El mayor legado de Augusto Pinochet al pueblo chileno, es una Constitución hecha a la medida del dictador fallecido, que impide la progresividad en derechos humanos de la población que estuvo sometida a 19 años de un sistema absolutista y represor. A casi 30 años de culminado el régimen pinochetista, sus leyes siguen marcando el camino de los chilenos, que en estos días han conseguido la grieta por donde colar un nuevo proyecto de Carta Magna.

Parlamentarios de diferentes bloques acordaron al término de esta semana convocar un plebiscito para el mes de abril próximo, con la finalidad de redactar una nueva Constitución que reemplace la dejada por el dictador. Tras un mes de intensas protestas contra la fórmula neoliberal de Sebastián Piñera, los chilenos decidieron aprovechar el envión y sacar esta carta que llevaba mucho tiempo guardada debajo de la manga.

Representantes políticos de diferentes partidos acordaron un plebiscito para redactar una nueva constitución, mientras los sectores más conservadores se oponen a cambiar el legado del dictador Augusto Pinochet

La consulta acordada interrogará a los electores sobre el tipo de consulta que se deberá hacer para redactar el nuevo texto legal, si a través de una comisión mixta entre parlamentarios y un cuerpo elegido para los fines, o por vía constituyente, caso en el cual los redactores de la nueva Constitución serán elegidos exclusivamente para ello.

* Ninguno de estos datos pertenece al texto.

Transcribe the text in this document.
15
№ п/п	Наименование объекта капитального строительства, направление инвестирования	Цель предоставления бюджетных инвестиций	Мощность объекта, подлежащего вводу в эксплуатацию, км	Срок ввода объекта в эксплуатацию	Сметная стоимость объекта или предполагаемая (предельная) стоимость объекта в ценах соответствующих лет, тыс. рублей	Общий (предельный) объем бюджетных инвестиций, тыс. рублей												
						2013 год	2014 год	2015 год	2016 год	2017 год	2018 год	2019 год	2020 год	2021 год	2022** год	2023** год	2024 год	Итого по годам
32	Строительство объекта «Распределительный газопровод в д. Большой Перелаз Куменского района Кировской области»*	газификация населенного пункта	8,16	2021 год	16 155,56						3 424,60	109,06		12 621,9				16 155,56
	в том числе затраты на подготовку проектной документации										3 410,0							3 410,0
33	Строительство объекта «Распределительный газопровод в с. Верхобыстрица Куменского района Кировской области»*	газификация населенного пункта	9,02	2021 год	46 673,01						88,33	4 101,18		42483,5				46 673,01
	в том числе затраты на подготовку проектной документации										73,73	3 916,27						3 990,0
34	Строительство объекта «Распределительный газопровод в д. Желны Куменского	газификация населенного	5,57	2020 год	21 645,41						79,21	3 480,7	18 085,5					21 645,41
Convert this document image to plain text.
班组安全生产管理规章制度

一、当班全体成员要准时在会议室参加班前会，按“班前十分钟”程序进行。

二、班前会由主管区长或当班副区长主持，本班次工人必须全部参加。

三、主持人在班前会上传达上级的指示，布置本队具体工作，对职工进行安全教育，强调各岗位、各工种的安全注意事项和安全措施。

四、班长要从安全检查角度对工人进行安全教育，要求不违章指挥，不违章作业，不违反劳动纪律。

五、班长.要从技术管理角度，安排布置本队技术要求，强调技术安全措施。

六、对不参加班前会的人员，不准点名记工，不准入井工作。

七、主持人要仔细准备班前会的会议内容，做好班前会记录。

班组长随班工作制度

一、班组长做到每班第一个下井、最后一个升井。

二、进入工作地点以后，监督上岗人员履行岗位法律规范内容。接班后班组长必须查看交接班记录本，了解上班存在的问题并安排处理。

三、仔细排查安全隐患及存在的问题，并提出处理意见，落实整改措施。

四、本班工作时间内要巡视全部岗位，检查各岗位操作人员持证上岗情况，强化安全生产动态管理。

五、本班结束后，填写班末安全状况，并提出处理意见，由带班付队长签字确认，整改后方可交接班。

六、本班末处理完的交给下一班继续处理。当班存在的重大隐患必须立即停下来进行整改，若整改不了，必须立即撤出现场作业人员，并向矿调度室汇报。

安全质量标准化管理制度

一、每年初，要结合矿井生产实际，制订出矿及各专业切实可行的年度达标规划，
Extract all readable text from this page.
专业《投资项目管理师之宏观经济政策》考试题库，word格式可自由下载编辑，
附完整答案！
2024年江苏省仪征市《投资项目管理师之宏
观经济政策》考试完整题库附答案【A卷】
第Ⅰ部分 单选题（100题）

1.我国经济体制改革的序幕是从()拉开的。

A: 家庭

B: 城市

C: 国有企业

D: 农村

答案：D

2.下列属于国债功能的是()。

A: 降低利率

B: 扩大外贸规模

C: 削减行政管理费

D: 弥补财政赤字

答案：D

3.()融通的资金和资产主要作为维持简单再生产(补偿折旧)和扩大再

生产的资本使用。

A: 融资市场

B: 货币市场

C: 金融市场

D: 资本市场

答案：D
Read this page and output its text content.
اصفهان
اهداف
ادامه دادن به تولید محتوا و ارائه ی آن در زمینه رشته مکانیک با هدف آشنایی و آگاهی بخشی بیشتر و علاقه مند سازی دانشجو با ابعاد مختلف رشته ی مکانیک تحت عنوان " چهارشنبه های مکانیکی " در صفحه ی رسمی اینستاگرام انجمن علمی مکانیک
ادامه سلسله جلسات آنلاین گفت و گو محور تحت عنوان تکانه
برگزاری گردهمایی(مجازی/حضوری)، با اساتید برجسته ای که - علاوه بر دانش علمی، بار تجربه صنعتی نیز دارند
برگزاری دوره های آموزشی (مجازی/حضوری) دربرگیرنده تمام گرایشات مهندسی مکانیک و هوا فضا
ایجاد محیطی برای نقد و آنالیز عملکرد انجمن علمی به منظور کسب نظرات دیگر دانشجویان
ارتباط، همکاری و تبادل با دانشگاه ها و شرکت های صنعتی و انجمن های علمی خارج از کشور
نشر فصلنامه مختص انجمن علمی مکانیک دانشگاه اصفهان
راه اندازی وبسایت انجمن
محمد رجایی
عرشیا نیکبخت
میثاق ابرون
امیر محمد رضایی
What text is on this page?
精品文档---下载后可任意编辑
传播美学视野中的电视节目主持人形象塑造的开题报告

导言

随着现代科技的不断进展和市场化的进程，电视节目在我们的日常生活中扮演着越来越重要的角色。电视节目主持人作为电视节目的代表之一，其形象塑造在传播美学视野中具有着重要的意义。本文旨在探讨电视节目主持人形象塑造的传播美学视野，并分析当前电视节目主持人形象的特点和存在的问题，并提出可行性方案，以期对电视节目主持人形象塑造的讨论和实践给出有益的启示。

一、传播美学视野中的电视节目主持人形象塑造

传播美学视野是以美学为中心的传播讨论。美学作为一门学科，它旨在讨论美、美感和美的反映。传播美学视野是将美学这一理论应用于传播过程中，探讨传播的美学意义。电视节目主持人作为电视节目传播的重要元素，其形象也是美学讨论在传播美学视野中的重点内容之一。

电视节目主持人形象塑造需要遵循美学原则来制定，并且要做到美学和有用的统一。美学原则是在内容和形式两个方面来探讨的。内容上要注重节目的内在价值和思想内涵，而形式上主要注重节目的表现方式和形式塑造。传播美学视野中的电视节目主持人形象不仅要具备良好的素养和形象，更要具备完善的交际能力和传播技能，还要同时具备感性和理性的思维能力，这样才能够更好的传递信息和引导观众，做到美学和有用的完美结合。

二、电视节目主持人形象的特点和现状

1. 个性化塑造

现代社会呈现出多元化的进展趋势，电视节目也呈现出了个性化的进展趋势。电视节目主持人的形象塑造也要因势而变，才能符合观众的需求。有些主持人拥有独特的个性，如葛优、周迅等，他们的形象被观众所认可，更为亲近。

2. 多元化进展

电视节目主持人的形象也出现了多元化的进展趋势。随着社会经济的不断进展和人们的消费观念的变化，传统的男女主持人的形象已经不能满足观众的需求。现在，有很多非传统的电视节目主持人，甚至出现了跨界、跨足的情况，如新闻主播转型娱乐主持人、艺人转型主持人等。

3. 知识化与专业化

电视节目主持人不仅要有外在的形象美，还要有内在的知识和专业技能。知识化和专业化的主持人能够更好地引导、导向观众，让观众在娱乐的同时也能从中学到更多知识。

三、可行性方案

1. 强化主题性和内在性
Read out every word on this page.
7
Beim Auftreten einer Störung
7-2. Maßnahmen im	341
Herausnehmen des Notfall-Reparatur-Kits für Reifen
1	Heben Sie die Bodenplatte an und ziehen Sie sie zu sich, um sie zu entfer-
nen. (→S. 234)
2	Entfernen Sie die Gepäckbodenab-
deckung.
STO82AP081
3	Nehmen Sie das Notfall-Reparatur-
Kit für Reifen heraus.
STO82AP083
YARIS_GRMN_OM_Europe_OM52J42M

En cualquiera de los casos, el cuerpo seleccionado se disolverá en octubre de 2020, cuando finalicen la tarea.

Un acuerdo salomónico

La decisión de convocar el plebiscito fue acordada entre miembros del gobierno y la oposición, luego del caos nacional que originaron las protestas iniciadas por la molestia del aumento de las tarifas del transporte público. “Los partidos que suscriben este acuerdo vienen a garantizar su compromiso con el restablecimiento de la paz y el orden público en Chile y el total respeto de los derechos humanos y la institucionalidad democrática vigente”, dice el texto firmado por distintas toldas políticas.

Tras un mes de intensas protestas contra el gobierno conservador, el pueblo chileno está cerca de conquistar uno de sus ahnelos: cambiar la herencia dictatorial de su Constitución.

El acuerdo pasa por encima de la Constitución pinochetista, que no establece mecanismos para ser reemplazada ni contempla la celebración de plebiscitos. Antes de convocar la consulta popular, la actual Constitución deberá ser enmendada para poder avanzar hacia el camino que hoy es un acuerdo nacional.